Peter Thiel: successful businesses are based on secrets

Peter Thiel, no doubt, wears many hats. He's an entrepreneur, startups investor, hedge fund manager, and astute businessman who co-founded Paypal -- on top of that, he's just knocked out a new book Zero to One: Notes on Startups or How to Build the Future.

Speaking with Wired magazine editor David Rowan in London at an event on 25 September, Thiel said that "uniqueness", "secrets", and a monopoly on the marketplace were the key to successful startups.

Placing importance on the singularity of top-notch business ventures, Thiel explained that, "all happy companies are different, and all unhappy companies are alike in that they fail to escape the sameness that is competition."

According to Thiel, "every moment in the history of business and the history of technology happens only once." Breakthrough "zero to one" companies such as Google and Facebook have nailed this approach, as their succes means they're "not in direct competition with other companies". Essentially, they have a monopoly on the market, and their value as franchises stem from their possession of a product that is unique and non-existent in other parts of the world.

Thiel flagged top entrepreneurs such as Bill Gates, Larry Page, and Mark Zuckerberg as people who had built their businesses on unique ideas, and advised future innovators that, "if you're copying these people, you're not learning from them".

So for Thiel, a business based on original thinking, possessing the courage to debunk well-worn notions of truth is what's essential. "We've been taught that truth is conventional, but it's simply something that people agree on." What's important, Thiel said, is to "discover a new truth."

Thiel remained adamant that such truths are "hard but possible to discover". And although it might not always be obvious where to look, "there is always a secret at the core of every business," and that positive thinking and a belief in the future of innovation was key to unlocking it, and accelerating progress.

Capitalism and competition are antonyms in Thiel's eyes, and he stated that in order to avoid competition, as an entrepreneur or founder, "you always want to be building a monopoly". The business scene's a dog-eat-dog world, and according to Thiel, the last thing you want is to be "doing something where you're in ferocious cut-throat competition".

Sometimes it's also due to "psychological reasons" that entrepreneurs are "trapped in competitive cycles". Noting that there was something disturbingly "lemming" and "sheep-like" about human nature, Thiel said that it's because of such shortcomings that, "we are drawn to the reassuring nature of the crowd, to do things that lots of other people are doing".

He warned, however, that this collectivised behavioural pattern wasn't conducive to starting top-notch businesses, as when you're in a crowd, you'd be competing with the very same people whose presence you initially found reassuring.
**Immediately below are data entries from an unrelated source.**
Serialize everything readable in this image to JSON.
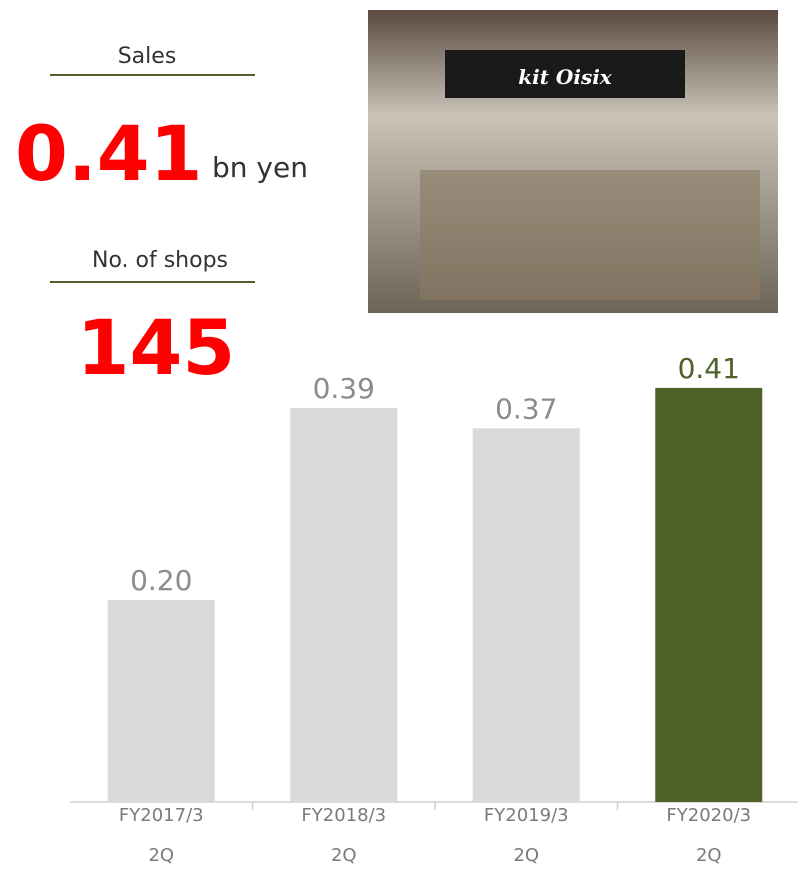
{
  "chart_data": {
    "type": "bar",
    "categories": [
      "FY2017/3\n2Q",
      "FY2018/3\n2Q",
      "FY2019/3\n2Q",
      "FY2020/3\n2Q"
    ],
    "values": [
      0.2,
      0.39,
      0.37,
      0.41
    ],
    "value_labels": [
      "0.20",
      "0.39",
      "0.37",
      "0.41"
    ],
    "colors": [
      "#d9d9d9",
      "#d9d9d9",
      "#d9d9d9",
      "#4e6128"
    ],
    "label_colors": [
      "#8c8c8c",
      "#8c8c8c",
      "#8c8c8c",
      "#4e6128"
    ],
    "ylim": [
      0,
      0.45
    ],
    "kpis": [
      {
        "label": "Sales",
        "value": "0.41",
        "unit": "bn yen"
      },
      {
        "label": "No. of shops",
        "value": "145"
      }
    ],
    "photo_sign": "kit Oisix"
  }
}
Higher education -- of which Thiel is a long-standing critic -- is conversely one of the hotbeds of such "sheep-like" thinking.

These institutions promote an "ideology of competition" by fostering a competitive environment composed of various tests and hoops. Students must hoop-jump in order to get onto the same shortlist of elite US universities and jobs. This, according to Thiel, drives people to succeed without them questioning the value of their actions. "When you're focused on competition, you're always focused on beating the person next to you," he said. "You often lose sight of what's truly important, and what's truly valuable."
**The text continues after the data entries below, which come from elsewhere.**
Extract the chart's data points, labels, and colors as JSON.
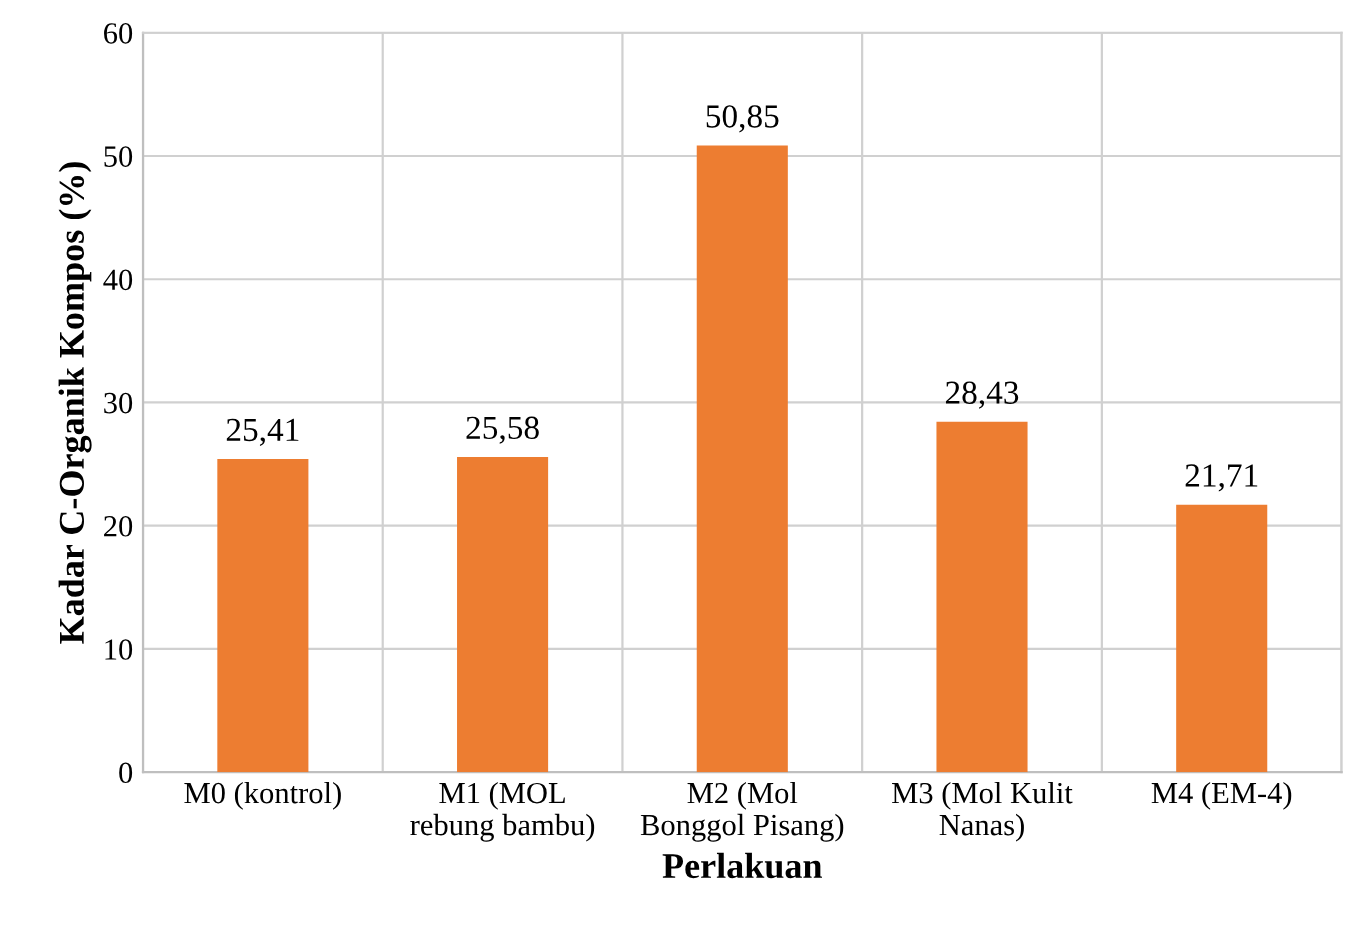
{
  "chart_data": {
    "type": "bar",
    "categories": [
      "M0 (kontrol)",
      "M1 (MOL\nrebung bambu)",
      "M2 (Mol\nBonggol Pisang)",
      "M3 (Mol Kulit\nNanas)",
      "M4 (EM-4)"
    ],
    "values": [
      25.41,
      25.58,
      50.85,
      28.43,
      21.71
    ],
    "value_labels": [
      "25,41",
      "25,58",
      "50,85",
      "28,43",
      "21,71"
    ],
    "color": "#ed7d31",
    "xlabel": "Perlakuan",
    "ylabel": "Kadar C-Organik Kompos (%)",
    "ylim": [
      0,
      60
    ],
    "yticks": [
      0,
      10,
      20,
      30,
      40,
      50,
      60
    ],
    "grid": true
  }
}
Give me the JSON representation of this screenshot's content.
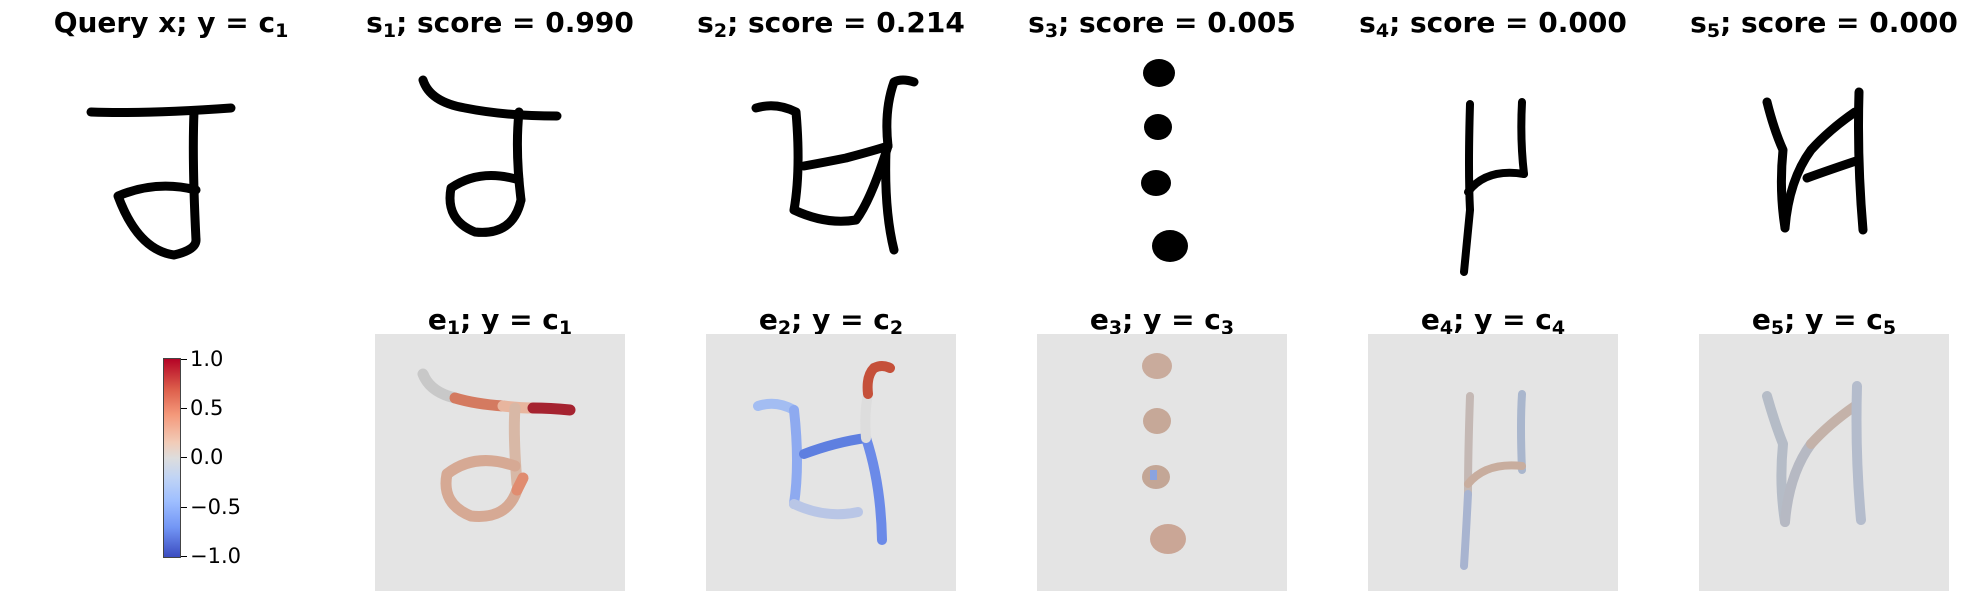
{
  "query": {
    "label": "Query x; y",
    "cls": "c",
    "cls_sub": "1"
  },
  "support": [
    {
      "s": "s",
      "s_sub": "1",
      "score_text": "; score = 0.990",
      "e": "e",
      "e_sub": "1",
      "cls_sub": "1",
      "score": 0.99
    },
    {
      "s": "s",
      "s_sub": "2",
      "score_text": "; score = 0.214",
      "e": "e",
      "e_sub": "2",
      "cls_sub": "2",
      "score": 0.214
    },
    {
      "s": "s",
      "s_sub": "3",
      "score_text": "; score = 0.005",
      "e": "e",
      "e_sub": "3",
      "cls_sub": "3",
      "score": 0.005
    },
    {
      "s": "s",
      "s_sub": "4",
      "score_text": "; score = 0.000",
      "e": "e",
      "e_sub": "4",
      "cls_sub": "4",
      "score": 0.0
    },
    {
      "s": "s",
      "s_sub": "5",
      "score_text": "; score = 0.000",
      "e": "e",
      "e_sub": "5",
      "cls_sub": "5",
      "score": 0.0
    }
  ],
  "explain_label": {
    "mid": "; y = ",
    "cls": "c"
  },
  "colorbar": {
    "ticks": [
      "1.0",
      "0.5",
      "0.0",
      "−0.5",
      "−1.0"
    ],
    "colormap": "coolwarm",
    "colors": {
      "high": "#b40426",
      "mid": "#dddddd",
      "low": "#3b4cc0"
    }
  }
}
Ever the optimist, Thiel asserted that globalisation and the progress of technology were two important trends that needed to continue for a successful and peaceful 21st century. He stated that these were two very different vectors of progress -- the "x axis" standing for technology as it connotes intensive progress and going from zero to one; and the "y axis" for globalisation as it "involves copying things that work".
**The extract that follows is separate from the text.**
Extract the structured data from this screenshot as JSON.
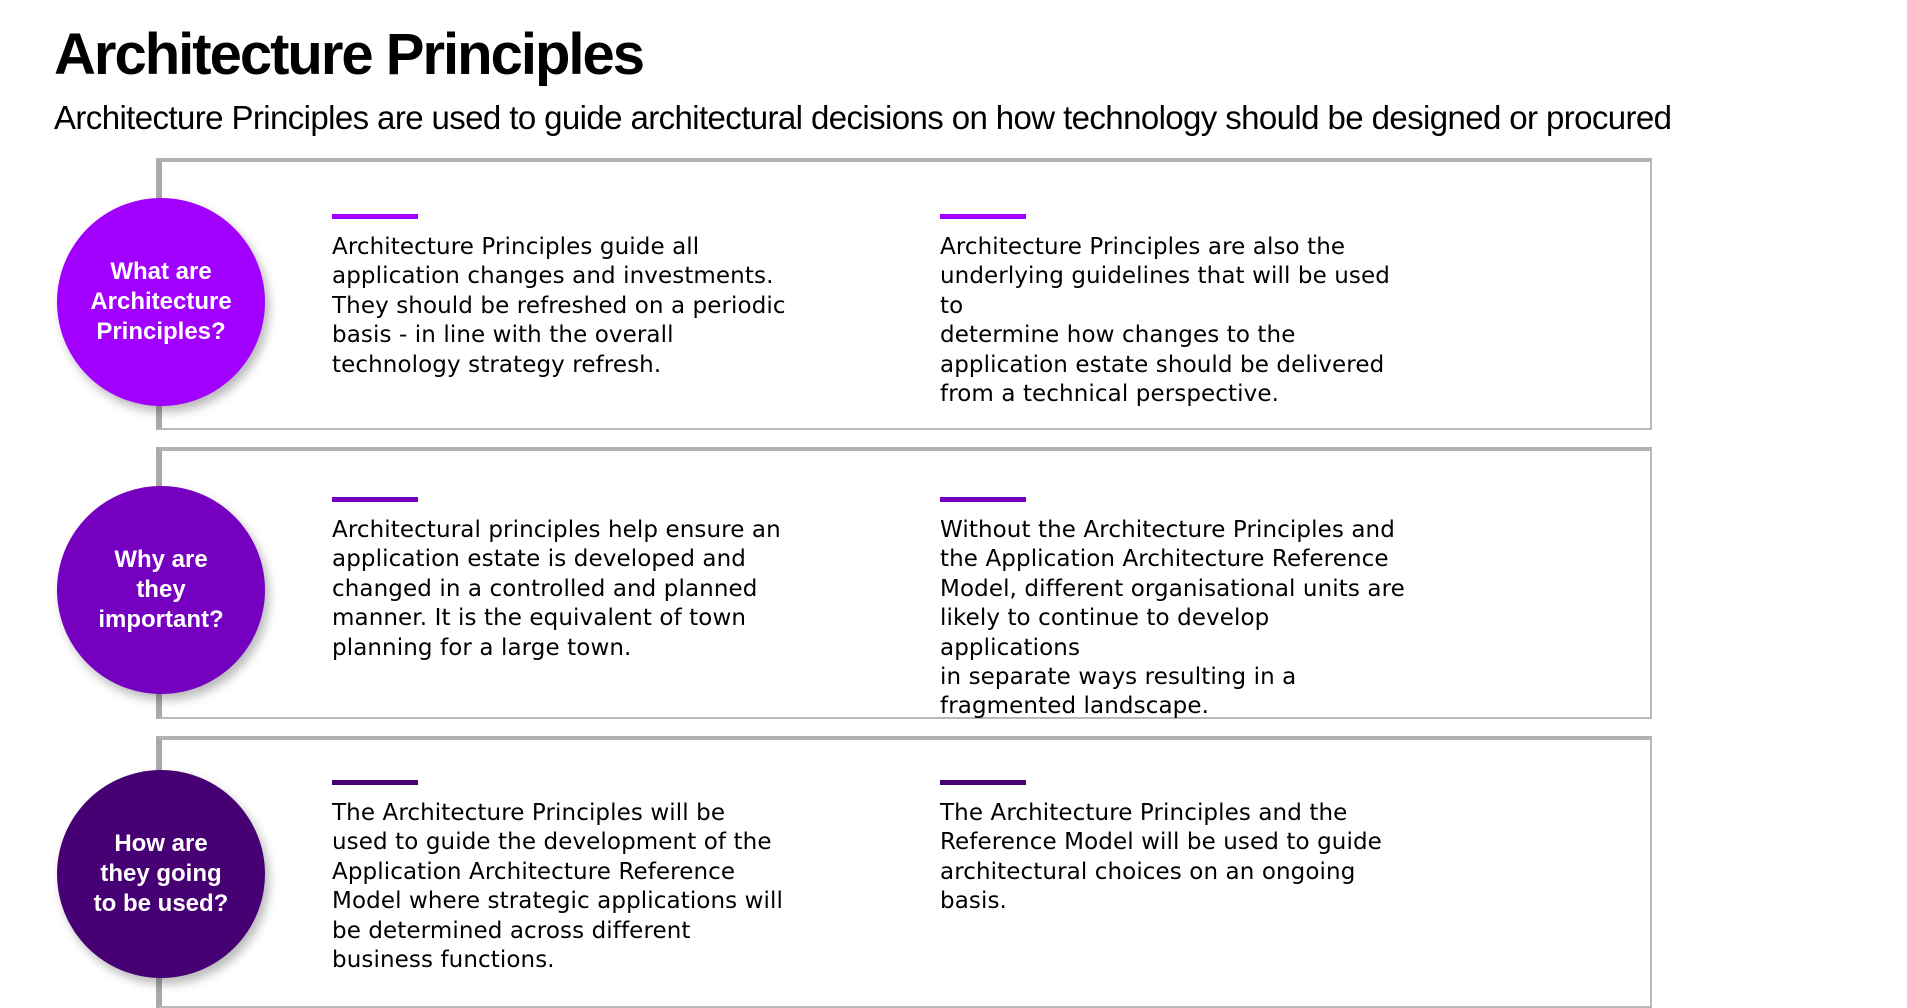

Giving a brief historical overview of the impact of technology and globalisation throughout the past century, Thiel stated that in the 50s and 60s, the notion of the world as divided into the "first" and "third world" was common. The "first world" represented the place where "change was happening," and the "third world" was the place which was "permanently screwed up or broken."

Thiel said that such notions had since been overturned and replaced by the terms "developed" and "developing" world. While derogatory and distancing "first" and "third" world terminologies have been debunked, Thiel stated that -- though they be pro-globalisation -- concepts of "developing" and developed" applied to different parts of the world were still dichotomous. "[These terms] are also implicitly anti-technological because they tell us that we are living in the part of the world that is developed, that is done and finished, where nothing new is going to happen," he said. "I think this is a conception of our world which we should resist very strongly. We should not even accept the idea that we are living in the developed world -- that we're living in some sort of end of technology era."

Stating the importance of pushing forward innovation in the West, he concluded, "we should always go back to the question, how do we go about developing the developed world."